Maïs fourrage : repérez la date de floraison pour prévoir la date d'ensilage
La floraison femelle est un stade clé, indicateur de la précocité de la culture. C’est une aide précieuse pour anticiper la date de récolte du maïs fourrage. Cette année, les semis ont démarré tôt et les températures sont élevées : la floraison sera précoce.
Dans certaines régions, des re-semis ont pu avoir lieu fin mai aboutissant à une variabilité de stades au sein des territoires.
Connaître la date précise de la floraison améliore la prévision de la date de récolte
La date de floraison n’est pas toujours aisée à déterminer. Il est recommandé d’aller visiter les parcelles dès le début de la floraison mâle, précédant de quelques jours la floraison femelle (en théorie), qui se caractérise par la sortie des premières panicules au sommet des plantes.
On estime qu’une plante est fleurie lorsqu’elle présente au moins une soie, et la parcelle est fleurie quand au moins 50% des plantes présentent des soies. Enfin, la date de floraison permet d’avoir une première estimation de la période optimale de récolte. Selon la précocité de la variété, il faudra ensuite cumuler entre 560°C et 750°C (en base 6-30°C) pour arriver autour du stade 32-33% de matière sèche (MS), soit 45 à 70 jours selon les régions et le climat.
Une vidéo sur la chaîne youtube ArvalisTV revient sur l’observation des soies des maïs fourrage
Une campagne 2026 déjà marquée par des attaques de géomyza à l’ouest et deux épisodes caniculaires
Les semis ont pu commencer dès le début du mois d’avril et ont été assez groupés dans de nombreuses régions de production du maïs fourrage. Comme à l’accoutumé, en Bretagne, les semis ont été réalisés plutôt à partir de la deuxième quinzaine d’avril.
À la faveur d’une période fraîche début mai consécutivement à un mois d’avril chaud et sec, des symptômes plus ou moins sévères en lien avec des attaques de géomyza sont signalés en Bretagne, Pays de la Loire et Normandie. Pour certaines parcelles dont le peuplement a été fortement impacté, des re-semis ont pu être réalisés durant la deuxième quinzaine de mai. C’est alors qu’une première période de températures caniculaires sévit sur l’ensemble du territoire. Ces températures élevées entrainent une croissance rapide des maïs lorsque le stress hydrique n’est pas déjà présent.
À la mi-juin, les bilans hydriques sont très contrastés selon les régions. Ils sont proches des normales en Bretagne, en Normandie, au nord des Pays de la Loire, dans les Hauts-de-France et en Champagne alors qu’ils sont déjà déficitaires au sud des Pays de la Loire, au nord de la Nouvelle-Aquitaine, en Centre-Val de Loire, en Auvergne, en Bourgogne et en Lorraine. S’en suit un deuxième épisode caniculaire, avec lequel s’achèvera le mois de juin. Les températures qui dépassent les 36°C pendant plusieurs jours consécutifs accentuent fortement le besoin en eau des plantes. Plus que les températures élevées, c’est l’absence de précipitations dans de nombreuses régions qui alerte en creusant le stress hydrique. Lorsqu’il est présent, il peut déjà impacter le rendement (biomasse et fertilité des épis).
Concernant le stress hydrique, le stade floraison est particulièrement sensible. Les symptômes les plus caractéristiques sont le retard de floraison femelle et/ou l’émission partielle des soies.
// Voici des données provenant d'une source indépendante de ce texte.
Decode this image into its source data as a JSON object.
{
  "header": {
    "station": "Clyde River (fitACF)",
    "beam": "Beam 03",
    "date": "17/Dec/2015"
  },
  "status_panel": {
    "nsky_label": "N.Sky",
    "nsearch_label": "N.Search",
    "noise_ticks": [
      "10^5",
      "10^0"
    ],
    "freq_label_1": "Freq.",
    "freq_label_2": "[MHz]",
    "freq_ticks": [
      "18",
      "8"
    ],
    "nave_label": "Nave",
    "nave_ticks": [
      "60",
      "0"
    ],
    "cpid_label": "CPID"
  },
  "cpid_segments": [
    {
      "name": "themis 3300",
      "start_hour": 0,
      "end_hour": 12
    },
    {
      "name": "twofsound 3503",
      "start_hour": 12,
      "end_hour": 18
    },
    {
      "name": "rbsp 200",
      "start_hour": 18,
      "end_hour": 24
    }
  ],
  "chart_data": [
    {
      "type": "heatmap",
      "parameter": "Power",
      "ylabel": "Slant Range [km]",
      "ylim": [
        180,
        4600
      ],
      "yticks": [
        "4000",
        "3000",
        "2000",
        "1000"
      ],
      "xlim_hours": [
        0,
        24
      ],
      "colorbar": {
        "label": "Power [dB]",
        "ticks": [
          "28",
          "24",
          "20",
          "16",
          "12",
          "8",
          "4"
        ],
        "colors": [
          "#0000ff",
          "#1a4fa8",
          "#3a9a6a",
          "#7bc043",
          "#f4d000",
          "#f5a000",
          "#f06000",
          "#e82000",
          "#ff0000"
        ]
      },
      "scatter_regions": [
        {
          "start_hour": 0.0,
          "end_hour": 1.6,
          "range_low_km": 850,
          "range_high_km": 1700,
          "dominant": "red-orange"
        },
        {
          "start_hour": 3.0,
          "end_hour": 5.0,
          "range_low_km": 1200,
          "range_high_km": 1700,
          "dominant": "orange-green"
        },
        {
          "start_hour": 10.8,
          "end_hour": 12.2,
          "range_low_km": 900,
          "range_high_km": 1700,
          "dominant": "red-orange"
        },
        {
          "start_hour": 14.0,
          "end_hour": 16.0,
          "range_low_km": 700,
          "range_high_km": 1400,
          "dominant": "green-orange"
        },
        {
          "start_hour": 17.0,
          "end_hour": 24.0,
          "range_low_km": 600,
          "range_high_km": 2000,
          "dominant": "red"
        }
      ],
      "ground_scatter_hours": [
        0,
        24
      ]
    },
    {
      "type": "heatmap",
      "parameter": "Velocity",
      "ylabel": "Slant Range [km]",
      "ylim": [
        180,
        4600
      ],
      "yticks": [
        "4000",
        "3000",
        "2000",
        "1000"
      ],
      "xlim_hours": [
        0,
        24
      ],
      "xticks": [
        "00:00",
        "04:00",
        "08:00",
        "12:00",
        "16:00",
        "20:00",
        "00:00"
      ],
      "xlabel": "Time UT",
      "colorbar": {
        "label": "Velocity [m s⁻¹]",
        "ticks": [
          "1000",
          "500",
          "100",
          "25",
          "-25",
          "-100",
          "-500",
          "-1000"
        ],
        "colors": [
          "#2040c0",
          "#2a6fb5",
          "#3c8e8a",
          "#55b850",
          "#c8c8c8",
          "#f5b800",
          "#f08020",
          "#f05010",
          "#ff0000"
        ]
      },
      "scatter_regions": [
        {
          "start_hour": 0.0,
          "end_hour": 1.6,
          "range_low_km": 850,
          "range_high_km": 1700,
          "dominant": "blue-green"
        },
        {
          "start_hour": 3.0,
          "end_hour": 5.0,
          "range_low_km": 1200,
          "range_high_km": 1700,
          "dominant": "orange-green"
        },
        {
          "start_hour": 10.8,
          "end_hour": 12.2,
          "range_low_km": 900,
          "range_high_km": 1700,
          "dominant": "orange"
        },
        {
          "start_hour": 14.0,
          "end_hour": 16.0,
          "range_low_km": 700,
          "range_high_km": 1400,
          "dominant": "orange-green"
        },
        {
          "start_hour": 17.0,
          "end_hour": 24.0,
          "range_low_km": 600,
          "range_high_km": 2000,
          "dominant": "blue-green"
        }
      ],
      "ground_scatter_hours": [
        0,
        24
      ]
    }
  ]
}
Le délai entre floraison mâle et femelle peut être augmenté. Enfin, cela peut conduire à des défauts de fécondations des épis voire dans les cas les plus extrêmes une absence d’épis.
Pour faire le diagnostic de l'état des maïs et avancer les dates d'ensilage afin de valoriser au mieux la valeur alimentaire de la plante, il est indispensable de réaliser le diagnostic à SLAG (stade limite d’avortement des grains) soit 250°C (base 6-30°C) soit 10 à 15 jours après la floraison femelle.
La floraison femelle est donc une étape importante à laquelle on peut faire un diagnostic de l'état des différentes parcelles de maïs et dans les cas les plus graves décider d'anticiper fortement la récolte en fonction de la surface foliaire verte restante.
Rappel
Le stade optimal de récolte des maïs fourrage se situe autour de 32-33% de matière sèche plante entière (MS). Récolter à moins de 30% de MS, c’est limiter le rendement et risquer des pertes de sucres au silo par écoulement de jus. Récolter à plus de 35% de MS, c’est compliquer le tassement au silo en risquant d’altérer la qualité de conservation et c’est aussi réduire la digestibilité des parties tiges/feuilles de la plante.